The bug was that previously if RuntimeError, we would repeat the optimization with the Newton optimizer like
model.optimizing(algorithm='Newton', **args)
which would throw a SyntaxError error if we had previously specified the algorithm in args
. This was a bug because we were passing in a repeated keyword argument.
Now, if algorithm
is specified, then it will be used in the first call to model.optimizing
. If that errors out with a RuntimeError, then we do not replace the algorithm, rather we let it raise. The thought here is that if the user goes to the effort of specifically setting algorithm='L-BFGS'
, then I don't think we should override that. If the user wants to have this fallback behavior they can not specify the algorithm, or they could handle the RuntimeError in some different way if they wanted.
Does that seem reasonable, or is there a use case that I'm missing?
My thought is that we should raise only if we can't fit the model, not if a specific algorithm fails, and this branch of code is invoked as a backup case anyway.
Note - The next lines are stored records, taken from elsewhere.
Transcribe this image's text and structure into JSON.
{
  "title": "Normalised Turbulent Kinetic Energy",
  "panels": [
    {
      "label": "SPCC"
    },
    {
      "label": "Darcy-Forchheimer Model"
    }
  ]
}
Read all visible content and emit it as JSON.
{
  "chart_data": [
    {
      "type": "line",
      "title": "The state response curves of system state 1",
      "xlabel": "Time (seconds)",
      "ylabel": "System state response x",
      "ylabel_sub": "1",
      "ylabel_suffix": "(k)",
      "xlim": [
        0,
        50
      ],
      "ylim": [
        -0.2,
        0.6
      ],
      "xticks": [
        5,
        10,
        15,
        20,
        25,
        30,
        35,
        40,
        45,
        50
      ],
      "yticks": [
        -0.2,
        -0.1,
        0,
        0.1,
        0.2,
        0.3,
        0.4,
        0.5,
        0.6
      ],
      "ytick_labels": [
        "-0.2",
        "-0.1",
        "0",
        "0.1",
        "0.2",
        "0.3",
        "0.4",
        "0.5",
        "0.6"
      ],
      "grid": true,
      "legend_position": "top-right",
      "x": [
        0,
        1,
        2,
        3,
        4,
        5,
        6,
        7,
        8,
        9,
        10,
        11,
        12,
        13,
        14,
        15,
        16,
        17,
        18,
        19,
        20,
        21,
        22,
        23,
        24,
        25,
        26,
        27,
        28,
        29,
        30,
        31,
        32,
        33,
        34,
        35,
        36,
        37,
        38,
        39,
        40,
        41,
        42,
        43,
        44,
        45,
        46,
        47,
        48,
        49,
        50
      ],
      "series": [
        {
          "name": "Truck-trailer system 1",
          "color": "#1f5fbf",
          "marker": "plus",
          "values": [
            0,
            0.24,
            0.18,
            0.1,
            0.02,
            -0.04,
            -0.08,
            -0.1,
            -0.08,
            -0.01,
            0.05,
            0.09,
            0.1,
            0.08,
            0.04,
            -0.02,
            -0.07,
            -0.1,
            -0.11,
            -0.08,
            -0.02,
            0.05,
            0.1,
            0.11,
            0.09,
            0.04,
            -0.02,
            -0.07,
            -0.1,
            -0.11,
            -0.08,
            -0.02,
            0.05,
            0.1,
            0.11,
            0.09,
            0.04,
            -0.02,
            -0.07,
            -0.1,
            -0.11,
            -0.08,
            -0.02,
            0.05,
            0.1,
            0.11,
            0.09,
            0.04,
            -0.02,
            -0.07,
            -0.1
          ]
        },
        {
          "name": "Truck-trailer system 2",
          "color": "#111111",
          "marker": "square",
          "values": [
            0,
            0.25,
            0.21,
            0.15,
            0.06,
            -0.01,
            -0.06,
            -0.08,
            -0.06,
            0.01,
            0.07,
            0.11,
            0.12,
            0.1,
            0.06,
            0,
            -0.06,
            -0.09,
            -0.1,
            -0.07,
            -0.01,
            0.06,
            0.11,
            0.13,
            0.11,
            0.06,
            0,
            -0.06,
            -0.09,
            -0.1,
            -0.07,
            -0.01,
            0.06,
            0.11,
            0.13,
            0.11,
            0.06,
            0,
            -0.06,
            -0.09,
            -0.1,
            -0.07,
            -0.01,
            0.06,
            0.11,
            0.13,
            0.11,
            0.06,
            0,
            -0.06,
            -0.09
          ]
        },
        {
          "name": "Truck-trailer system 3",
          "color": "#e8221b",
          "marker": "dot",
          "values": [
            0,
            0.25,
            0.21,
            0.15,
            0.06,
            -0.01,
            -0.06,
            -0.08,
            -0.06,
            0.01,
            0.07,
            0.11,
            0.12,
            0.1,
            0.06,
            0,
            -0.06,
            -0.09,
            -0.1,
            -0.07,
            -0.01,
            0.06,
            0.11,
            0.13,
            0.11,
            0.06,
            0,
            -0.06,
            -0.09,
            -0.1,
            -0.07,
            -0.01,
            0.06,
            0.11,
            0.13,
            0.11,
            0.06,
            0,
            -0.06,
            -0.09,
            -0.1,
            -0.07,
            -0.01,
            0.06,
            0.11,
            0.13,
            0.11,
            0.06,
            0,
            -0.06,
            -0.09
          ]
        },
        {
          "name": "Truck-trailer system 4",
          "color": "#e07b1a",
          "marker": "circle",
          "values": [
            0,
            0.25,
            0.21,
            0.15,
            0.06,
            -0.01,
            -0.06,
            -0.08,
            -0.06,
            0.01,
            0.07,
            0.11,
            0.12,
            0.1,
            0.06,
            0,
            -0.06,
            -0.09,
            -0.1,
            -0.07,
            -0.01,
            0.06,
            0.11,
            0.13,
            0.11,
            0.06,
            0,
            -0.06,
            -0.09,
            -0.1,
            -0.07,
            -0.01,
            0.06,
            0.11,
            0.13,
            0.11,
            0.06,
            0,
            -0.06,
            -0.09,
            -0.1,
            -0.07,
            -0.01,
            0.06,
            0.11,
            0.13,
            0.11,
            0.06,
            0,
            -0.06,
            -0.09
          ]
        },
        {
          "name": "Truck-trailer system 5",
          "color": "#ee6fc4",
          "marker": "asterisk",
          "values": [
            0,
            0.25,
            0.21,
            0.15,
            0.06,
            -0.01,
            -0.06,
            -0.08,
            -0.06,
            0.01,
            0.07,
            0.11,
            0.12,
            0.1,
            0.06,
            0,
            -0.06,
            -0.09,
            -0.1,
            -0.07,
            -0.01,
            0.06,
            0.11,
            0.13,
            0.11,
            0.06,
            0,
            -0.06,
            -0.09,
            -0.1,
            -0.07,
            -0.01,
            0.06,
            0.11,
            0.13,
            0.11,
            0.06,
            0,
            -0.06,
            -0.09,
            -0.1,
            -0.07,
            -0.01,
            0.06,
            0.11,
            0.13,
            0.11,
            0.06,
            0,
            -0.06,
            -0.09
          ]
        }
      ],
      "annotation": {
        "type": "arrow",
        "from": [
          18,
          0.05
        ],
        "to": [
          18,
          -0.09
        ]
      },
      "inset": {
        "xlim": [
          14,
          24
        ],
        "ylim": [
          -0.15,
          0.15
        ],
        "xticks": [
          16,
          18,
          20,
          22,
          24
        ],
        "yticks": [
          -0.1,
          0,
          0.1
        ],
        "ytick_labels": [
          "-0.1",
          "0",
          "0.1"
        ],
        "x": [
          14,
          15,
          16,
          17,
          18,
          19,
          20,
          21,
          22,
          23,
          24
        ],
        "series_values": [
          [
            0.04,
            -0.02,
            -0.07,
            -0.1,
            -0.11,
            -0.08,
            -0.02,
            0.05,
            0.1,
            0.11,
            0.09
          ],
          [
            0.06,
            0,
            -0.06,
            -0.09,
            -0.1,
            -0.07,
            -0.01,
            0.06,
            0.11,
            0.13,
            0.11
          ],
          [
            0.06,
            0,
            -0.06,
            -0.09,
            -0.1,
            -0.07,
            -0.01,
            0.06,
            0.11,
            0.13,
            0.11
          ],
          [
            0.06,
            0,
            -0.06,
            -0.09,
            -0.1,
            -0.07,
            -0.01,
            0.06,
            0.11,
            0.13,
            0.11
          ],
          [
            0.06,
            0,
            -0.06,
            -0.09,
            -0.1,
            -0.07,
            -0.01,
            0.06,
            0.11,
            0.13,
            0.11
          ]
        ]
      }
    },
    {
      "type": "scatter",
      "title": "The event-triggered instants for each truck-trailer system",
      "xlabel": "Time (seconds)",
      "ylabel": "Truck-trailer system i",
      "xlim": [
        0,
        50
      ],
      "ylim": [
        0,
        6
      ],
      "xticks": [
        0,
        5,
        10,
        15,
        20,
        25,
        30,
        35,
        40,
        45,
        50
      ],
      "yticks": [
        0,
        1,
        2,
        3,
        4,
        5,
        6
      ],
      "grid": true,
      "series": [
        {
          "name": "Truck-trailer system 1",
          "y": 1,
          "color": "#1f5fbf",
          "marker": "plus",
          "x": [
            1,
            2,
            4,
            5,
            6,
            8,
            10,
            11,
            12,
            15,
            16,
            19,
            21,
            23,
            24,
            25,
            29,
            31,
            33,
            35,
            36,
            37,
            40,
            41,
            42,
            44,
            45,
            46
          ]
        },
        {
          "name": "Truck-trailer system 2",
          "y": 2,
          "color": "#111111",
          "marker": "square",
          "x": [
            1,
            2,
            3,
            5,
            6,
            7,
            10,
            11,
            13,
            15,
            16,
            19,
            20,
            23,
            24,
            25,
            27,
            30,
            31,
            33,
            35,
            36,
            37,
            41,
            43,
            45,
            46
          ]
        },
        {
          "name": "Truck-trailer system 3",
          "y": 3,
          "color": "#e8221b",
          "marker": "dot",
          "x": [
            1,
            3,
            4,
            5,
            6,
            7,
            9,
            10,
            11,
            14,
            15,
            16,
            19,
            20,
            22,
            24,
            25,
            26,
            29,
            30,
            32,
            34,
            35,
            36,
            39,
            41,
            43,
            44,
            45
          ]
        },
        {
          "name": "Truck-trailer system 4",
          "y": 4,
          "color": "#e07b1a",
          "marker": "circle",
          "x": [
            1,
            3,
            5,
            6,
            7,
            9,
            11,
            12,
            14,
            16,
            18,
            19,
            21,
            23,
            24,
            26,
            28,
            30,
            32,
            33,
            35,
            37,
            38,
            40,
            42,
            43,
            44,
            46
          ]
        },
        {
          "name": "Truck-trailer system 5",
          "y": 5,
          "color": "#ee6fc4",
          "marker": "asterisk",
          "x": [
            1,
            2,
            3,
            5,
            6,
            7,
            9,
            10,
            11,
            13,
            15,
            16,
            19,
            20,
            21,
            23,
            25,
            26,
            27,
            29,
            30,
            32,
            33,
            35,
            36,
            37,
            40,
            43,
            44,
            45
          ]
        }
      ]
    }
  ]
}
I am not sure why one would not want the model fitted by the Newton
method as a fitted model and consider raising an exception better. The only reason being
Newton
method is 10x slower (or some x slower)
Can you provide any insight on the last two possible issues?
In my specific case for example I am explicitly setting BFGS
because for some unknown reasons it converge faster than LBFGS (also appreciate if you have an explanation for that).
I see, so you're specifying BFGS, in which case it is reasonable to want to fall back to Newton. I was thinking that maybe you were specifying L-BFGS.
That makes sense, I opened a new issue in #877 to do this. (Since it is a slightly different issue than the one here, which was a bug).
As for BFGS requiring fewer iterations, that makes sense to me since L-BFGS uses an approximate Hessian instead of the full one that BFGS does in order to reduce memory usage. I haven't personally tested the fitting with BFGS to see what the memory/speed tradeoff is (L-BFGS is Stan default), but that seems worth doing.
In
forecaster.py
, lines 1046-1053:if kwarg algorithm is passed to fit and a RuntimeError is triggered the call to optimizing will fail due to duplicated kwarg algorithm. algorithm should be removed from kwargs before passing it to the call to optimizing.